La montagna insidiosa

Il territorio Francese della Provenza ha qualcosa di ancestrale, di primordiale.
E’una percezione presente un po’ ovunque, anche nel carattere burbero e rinchiuso delle persone che vivono in questa porzione di terra d’Europa così primitiva nella sua conformazione
E in questo territorio, dal clima non accomodante e percorso di continuo da un vento insistente chiamato Mistral, vento dominante e contro cui l’uomo ha dovuto sempre fare i conti, si erge visibile un grosso gruppo montuoso, piuttosto isolato, quasi del tutto privo di vegetazione la cui cima più alta( quasi 2000 metri) si chiama Mont Ventoux.
Vuol dire “monte ventoso” o altrimenti noto come “monte calvo”
E’ , forse, la cima più famosa dello sport che è stato il simbolo della modernità offerta al popolo: il ciclismo.
L’invenzione della bicicletta ha cambiato il mondo, anzi ha cambiato il popolo europeo, più di ogni altro mezzo meccanico che sia stato mai inventato. Certo , serve la forza nelle gambe, ma ha permesso di sognare e rendere raggiungibile ogni orizzonte terreno, compresa la cima ostile e totalmente inutile del Mont Ventoux.
Su questa montagna pelata, assolata, attraversata da strade appena carrabili, che serve all’uomo solo per ricordargli che il progetto di Dio non è di facile comprensione, spesso si decidono le sorti della gara ciclistica a tappe più famosa e leggendaria della storia dello sport : La Grand Boucle, il Tour De France.
Generosamente l’organizzazione del giro di Francia non prevede mai l’arrivo in quota sul Mont Ventoux come tappa finale o come tappa a ridosso della fine dell’intera gara.
Sarebbe ingeneroso, crudele, ai limiti della ferocia pura, ma li, su quel percorso che sembra la salita verso l’inferno in terra , un bravo ciclista e la sua squadra possono mettere una seria ipoteca verso il trionfo finale.
Dopo il Ventoux c’è sempre un’altra occasione per rimontare ma da lì si fa la differenza.
Era il 13 luglio 1967 ed ero a casa di un maestro elementare,  che aiutava i ragazzi del quartiere a fare bene i compiti di grammatica italiana, quando in diretta televisiva io vidi come tanti telespettatori, la morte del valido ciclista inglese Tom Simpson proprio sui tornanti del Mont Ventoux. Ad un certo punto smise di avere forza nelle gambe, arrancò per alcune centinaia di metri procedendo con immensa lentezza. Aveva la bocca aperta, gli occhi quasi fuori dalle orbite, i polmoni che si gonfiavano sotto la maglietta aderente  , le gambe dure e senza reattività. Sbandò un paio di volte ed infine cadde. In pochi minuti morì esanime, stravolto dal sole, dalla fatica, dalla sete e si disse dalla “scopolamina”.

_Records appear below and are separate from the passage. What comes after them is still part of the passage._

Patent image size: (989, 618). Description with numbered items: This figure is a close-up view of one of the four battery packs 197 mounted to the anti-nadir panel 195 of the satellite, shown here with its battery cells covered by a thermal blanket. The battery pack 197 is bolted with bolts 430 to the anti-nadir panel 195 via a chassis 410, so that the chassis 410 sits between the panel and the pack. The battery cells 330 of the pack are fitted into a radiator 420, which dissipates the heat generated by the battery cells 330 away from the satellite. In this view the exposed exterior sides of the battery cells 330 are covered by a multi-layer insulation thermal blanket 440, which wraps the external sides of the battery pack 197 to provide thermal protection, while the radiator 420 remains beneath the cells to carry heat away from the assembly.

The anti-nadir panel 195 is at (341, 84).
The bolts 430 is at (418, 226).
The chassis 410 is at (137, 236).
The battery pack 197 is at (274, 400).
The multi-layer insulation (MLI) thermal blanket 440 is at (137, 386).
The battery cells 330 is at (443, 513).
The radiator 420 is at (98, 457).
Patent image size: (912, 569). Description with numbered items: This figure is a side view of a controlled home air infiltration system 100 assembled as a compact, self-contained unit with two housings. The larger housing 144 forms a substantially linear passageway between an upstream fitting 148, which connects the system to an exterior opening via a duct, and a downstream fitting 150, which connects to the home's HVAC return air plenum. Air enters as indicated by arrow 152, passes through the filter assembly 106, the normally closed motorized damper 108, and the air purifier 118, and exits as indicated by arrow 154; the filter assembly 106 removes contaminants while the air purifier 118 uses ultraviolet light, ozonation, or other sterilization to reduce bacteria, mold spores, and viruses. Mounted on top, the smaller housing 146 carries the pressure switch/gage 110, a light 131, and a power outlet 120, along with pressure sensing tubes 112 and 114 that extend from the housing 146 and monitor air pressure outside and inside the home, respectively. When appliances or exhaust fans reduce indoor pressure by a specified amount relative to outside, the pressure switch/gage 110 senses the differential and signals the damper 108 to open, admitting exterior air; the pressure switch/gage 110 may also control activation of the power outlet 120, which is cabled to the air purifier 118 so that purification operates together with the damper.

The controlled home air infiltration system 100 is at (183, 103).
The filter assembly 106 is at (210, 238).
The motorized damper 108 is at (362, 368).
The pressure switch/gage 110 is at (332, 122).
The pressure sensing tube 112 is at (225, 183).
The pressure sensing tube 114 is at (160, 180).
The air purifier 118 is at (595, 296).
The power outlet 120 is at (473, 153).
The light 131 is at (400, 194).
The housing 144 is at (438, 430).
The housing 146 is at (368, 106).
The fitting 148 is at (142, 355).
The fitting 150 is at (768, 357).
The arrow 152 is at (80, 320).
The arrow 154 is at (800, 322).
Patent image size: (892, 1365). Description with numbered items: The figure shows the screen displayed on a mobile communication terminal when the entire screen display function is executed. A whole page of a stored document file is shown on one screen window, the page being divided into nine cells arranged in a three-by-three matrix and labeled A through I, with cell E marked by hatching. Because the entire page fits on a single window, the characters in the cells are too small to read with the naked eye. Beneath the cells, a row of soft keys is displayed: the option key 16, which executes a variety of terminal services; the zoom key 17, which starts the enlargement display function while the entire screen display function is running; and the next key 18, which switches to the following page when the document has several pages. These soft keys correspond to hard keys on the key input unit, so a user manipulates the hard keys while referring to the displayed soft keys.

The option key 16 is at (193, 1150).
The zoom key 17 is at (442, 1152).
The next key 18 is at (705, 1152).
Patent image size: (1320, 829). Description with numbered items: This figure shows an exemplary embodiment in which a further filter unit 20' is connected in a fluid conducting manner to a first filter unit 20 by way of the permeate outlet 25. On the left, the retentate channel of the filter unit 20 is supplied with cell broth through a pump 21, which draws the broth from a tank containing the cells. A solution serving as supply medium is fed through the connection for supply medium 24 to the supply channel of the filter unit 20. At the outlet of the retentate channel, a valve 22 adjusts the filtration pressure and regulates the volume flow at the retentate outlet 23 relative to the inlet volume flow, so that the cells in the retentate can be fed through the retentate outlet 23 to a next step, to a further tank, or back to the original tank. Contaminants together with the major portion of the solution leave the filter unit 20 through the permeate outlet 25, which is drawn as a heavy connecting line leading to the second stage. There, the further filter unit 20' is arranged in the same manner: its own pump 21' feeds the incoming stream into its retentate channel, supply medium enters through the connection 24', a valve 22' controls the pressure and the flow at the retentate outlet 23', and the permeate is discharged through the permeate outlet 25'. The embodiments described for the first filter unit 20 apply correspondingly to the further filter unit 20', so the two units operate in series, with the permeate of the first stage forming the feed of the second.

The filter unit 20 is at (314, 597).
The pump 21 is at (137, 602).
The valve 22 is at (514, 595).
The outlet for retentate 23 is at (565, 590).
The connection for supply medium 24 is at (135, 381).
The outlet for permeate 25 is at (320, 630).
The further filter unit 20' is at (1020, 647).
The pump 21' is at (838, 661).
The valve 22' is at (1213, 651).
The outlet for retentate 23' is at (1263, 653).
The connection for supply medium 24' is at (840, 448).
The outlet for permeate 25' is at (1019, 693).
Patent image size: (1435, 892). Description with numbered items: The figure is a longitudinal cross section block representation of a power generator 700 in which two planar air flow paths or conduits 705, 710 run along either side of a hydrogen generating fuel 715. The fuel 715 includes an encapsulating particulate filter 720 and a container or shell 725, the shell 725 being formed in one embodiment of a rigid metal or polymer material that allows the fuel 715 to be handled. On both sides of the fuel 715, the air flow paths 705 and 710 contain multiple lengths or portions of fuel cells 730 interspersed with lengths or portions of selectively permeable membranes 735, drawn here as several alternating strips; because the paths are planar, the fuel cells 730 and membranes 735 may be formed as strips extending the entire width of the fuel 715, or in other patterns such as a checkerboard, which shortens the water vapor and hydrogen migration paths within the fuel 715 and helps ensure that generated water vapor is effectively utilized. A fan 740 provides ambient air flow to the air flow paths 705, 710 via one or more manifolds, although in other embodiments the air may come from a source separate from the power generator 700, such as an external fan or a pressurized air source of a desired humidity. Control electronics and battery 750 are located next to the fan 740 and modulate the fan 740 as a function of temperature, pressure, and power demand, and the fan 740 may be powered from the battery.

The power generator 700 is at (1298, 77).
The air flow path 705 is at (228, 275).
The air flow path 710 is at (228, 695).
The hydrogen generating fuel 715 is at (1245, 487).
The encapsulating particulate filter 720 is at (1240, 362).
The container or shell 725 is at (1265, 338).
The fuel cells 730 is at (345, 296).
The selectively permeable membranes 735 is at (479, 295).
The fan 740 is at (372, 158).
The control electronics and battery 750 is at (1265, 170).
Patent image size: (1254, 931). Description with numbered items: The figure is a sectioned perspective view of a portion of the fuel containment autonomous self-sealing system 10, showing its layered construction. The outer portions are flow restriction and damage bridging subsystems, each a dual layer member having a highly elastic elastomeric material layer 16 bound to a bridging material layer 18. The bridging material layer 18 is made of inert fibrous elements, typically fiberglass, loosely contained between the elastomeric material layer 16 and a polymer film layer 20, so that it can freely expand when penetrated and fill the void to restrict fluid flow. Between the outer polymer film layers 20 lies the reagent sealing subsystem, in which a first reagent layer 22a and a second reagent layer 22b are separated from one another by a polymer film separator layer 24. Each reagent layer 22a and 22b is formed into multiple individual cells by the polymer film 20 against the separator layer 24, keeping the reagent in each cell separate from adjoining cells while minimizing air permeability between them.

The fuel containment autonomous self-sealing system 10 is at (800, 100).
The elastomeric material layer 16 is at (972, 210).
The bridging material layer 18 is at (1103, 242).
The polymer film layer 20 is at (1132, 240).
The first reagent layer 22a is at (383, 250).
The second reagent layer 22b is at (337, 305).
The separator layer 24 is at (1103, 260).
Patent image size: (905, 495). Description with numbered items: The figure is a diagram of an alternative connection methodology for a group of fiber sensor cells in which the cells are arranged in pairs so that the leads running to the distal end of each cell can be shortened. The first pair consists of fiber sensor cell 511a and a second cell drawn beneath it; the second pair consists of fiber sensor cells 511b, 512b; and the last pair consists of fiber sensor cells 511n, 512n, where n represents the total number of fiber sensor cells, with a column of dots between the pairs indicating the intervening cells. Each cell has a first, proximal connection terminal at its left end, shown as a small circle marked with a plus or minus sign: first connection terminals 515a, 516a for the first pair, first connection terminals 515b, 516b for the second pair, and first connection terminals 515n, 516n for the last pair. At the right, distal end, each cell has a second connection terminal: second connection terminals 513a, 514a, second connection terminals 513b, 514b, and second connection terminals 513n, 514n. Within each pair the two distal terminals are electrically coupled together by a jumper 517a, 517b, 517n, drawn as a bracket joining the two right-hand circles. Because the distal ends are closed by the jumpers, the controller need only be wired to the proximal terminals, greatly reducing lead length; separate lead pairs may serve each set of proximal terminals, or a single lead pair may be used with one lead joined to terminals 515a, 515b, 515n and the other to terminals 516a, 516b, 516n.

Si era drogato per vincere.
 Ma la cosa gli servì esclusivamente a morire , solo, affiancato da una motocicletta che lo riprendeva, con gli occhi ormai vuoti che chiedevano pietà al mondo, a chi gli voleva bene.
Succede, succede spesso nello sport.
 Anche se questo non scalfigge il valore del gesto atletico, della competizione, della strategia e della forza individuale e di squadra.
Anche se questo falsa inevitabilmente il risultato, tradisce il mandato di valore elevatissimo che è insito nello sport.
Ma non tutti gli sportivi vincenti si drogano o si sono drogati.
E neanche tutti i politici barano, drogano la competizione elettorale con false promesse, gettano sospetti e lordure sull’avversario, spesso per mancanze sostanziali di argomenti.
Credono di superare facilmente il Mont Ventoux.
Ma rischiano di rimanerci impallati tra i tornanti e le salite e di finire nelle retrovie.